A medida permite ao governo priorizar contratos e direcionar a produção industrial em setores considerados estratégicos.
O texto menciona aplicações militares do fósforo elementar, mas também enfatiza seu papel como insumo fundamental na produção de herbicidas à base de glifosato, amplamente utilizados na agricultura norte-americana. Segundo a ordem, o fósforo é um elemento precursor indispensável na fabricação desses produtos, considerados ferramentas centrais na proteção de culturas agrícolas.
De acordo com o comunicado, os herbicidas à base de glifosato são descritos como os mais utilizados na agricultura dos Estados Unidos e desempenham papel relevante na manutenção da produtividade rural.
O texto afirma que esses insumos permitem que agricultores e pecuaristas mantenham altos rendimentos e controlem custos de produção, desempenhando “papel fundamental na manutenção da vantagem agrícola dos Estados Unidos ao permitir que agricultores produzam alimentos e ração animal de forma eficiente e econômica”.
“Não existe alternativa química direta equivalente aos herbicidas à base de glifosato.
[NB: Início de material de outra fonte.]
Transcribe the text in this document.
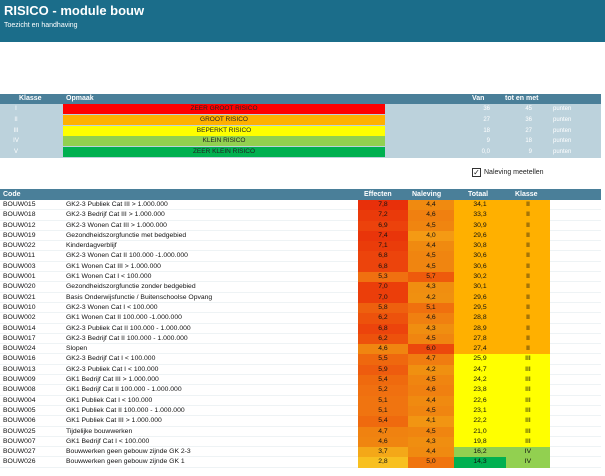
RISICO - module bouw
Toezicht en handhaving
Klasse	Opmaak	Van	tot en met
I	ZEER GROOT RISICO	36	45	punten
II	GROOT RISICO	27	36	punten
III	BEPERKT RISICO	18	27	punten
IV	KLEIN RISICO	9	18	punten
V	ZEER KLEIN RISICO	0,0	9	punten
✓ Naleving meetellen
Code	Effecten	Naleving	Totaal	Klasse
BOUW015	GK2-3 Publiek Cat III > 1.000.000	7,8	4,4	34,1	II
BOUW018	GK2-3 Bedrijf Cat III > 1.000.000	7,2	4,6	33,3	II
BOUW012	GK2-3 Wonen Cat III > 1.000.000	6,9	4,5	30,9	II
BOUW019	Gezondheidszorgfunctie met bedgebied	7,4	4,0	29,6	II
BOUW022	Kinderdagverblijf	7,1	4,4	30,8	II
BOUW011	GK2-3 Wonen Cat II 100.000 -1.000.000	6,8	4,5	30,6	II
BOUW003	GK1 Wonen Cat III > 1.000.000	6,8	4,5	30,6	II
BOUW001	GK1 Wonen Cat I < 100.000	5,3	5,7	30,2	II
BOUW020	Gezondheidszorgfunctie zonder bedgebied	7,0	4,3	30,1	II
BOUW021	Basis Onderwijsfunctie / Buitenschoolse Opvang	7,0	4,2	29,6	II
BOUW010	GK2-3 Wonen Cat I < 100.000	5,8	5,1	29,5	II
BOUW002	GK1 Wonen Cat II 100.000 -1.000.000	6,2	4,6	28,8	II
BOUW014	GK2-3 Publiek Cat II 100.000 - 1.000.000	6,8	4,3	28,9	II
BOUW017	GK2-3 Bedrijf Cat II 100.000 - 1.000.000	6,2	4,5	27,8	II
BOUW024	Slopen	4,6	6,0	27,4	II
BOUW016	GK2-3 Bedrijf Cat I < 100.000	5,5	4,7	25,9	III
BOUW013	GK2-3 Publiek Cat I < 100.000	5,9	4,2	24,7	III
BOUW009	GK1 Bedrijf Cat III > 1.000.000	5,4	4,5	24,2	III
BOUW008	GK1 Bedrijf Cat II 100.000 - 1.000.000	5,2	4,6	23,8	III
BOUW004	GK1 Publiek Cat I < 100.000	5,1	4,4	22,6	III
BOUW005	GK1 Publiek Cat II 100.000 - 1.000.000	5,1	4,5	23,1	III
BOUW006	GK1 Publiek Cat III > 1.000.000	5,4	4,1	22,2	III
BOUW025	Tijdelijke bouwwerken	4,7	4,5	21,0	III
BOUW007	GK1 Bedrijf Cat I < 100.000	4,6	4,3	19,8	III
BOUW027	Bouwwerken geen gebouw zijnde GK 2-3	3,7	4,4	16,2	IV
BOUW026	Bouwwerken geen gebouw zijnde GK 1	2,8	5,0	14,3	IV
A falta de acesso a esses herbicidas comprometeria gravemente a produtividade agrícola, pressionando o sistema alimentar doméstico, e pode resultar na conversão de terras agrícolas para outros usos devido à baixa produtividade”, pontua o decreto assinado pelo presidente. “Dadas as margens de lucro atualmente enfrentadas pelos produtores, quaisquer restrições significativas ao acesso a herbicidas à base de glifosato resultariam em perdas econômicas para os produtores e tornariam inviável atender à crescente demanda por alimentos e ração”, acrescenta.
O documento aponta ainda que a capacidade doméstica de produção de fósforo elementar é limitada. Atualmente, há apenas um produtor nacional do insumo, volume considerado insuficiente para atender à demanda anual, o que leva à importação de mais de 6 milhões de quilos por ano. A ordem sustenta que uma eventual redução da produção interna poderia afetar tanto a cadeia agrícola quanto outras cadeias estratégicas.
A ordem delega ao secretário de Agricultura a autoridade para priorizar contratos e determinar a alocação de materiais, serviços e instalações necessários para garantir suprimento contínuo e adequado de fósforo elementar e herbicidas à base de glifosato. O secretário poderá ainda emitir regulamentos complementares para assegurar a implementação da medida.
Processos envolvendo glifosato
Os herbicidas de glifosato têm destaque nesta semana em função, principalmente, dos processos judiciais enfrentados pela Monsanto, subsidiária da alemã Bayer, pelo produto Roundup.
Nos últimos anos, a empresa enfrentou milhares de processos estaduais que alegam que a empresa não alertou sobre possíveis riscos de câncer associados ao produto, que contém glifosato. Até o momento, a companhia já desembolsou bilhões de dólares em indenizações.
Na terça-feira (17), a Bayer propôs um acordo de até US$ 7,25 bilhões para resolver atuais e futuras reivindicações relacionadas ao herbicida.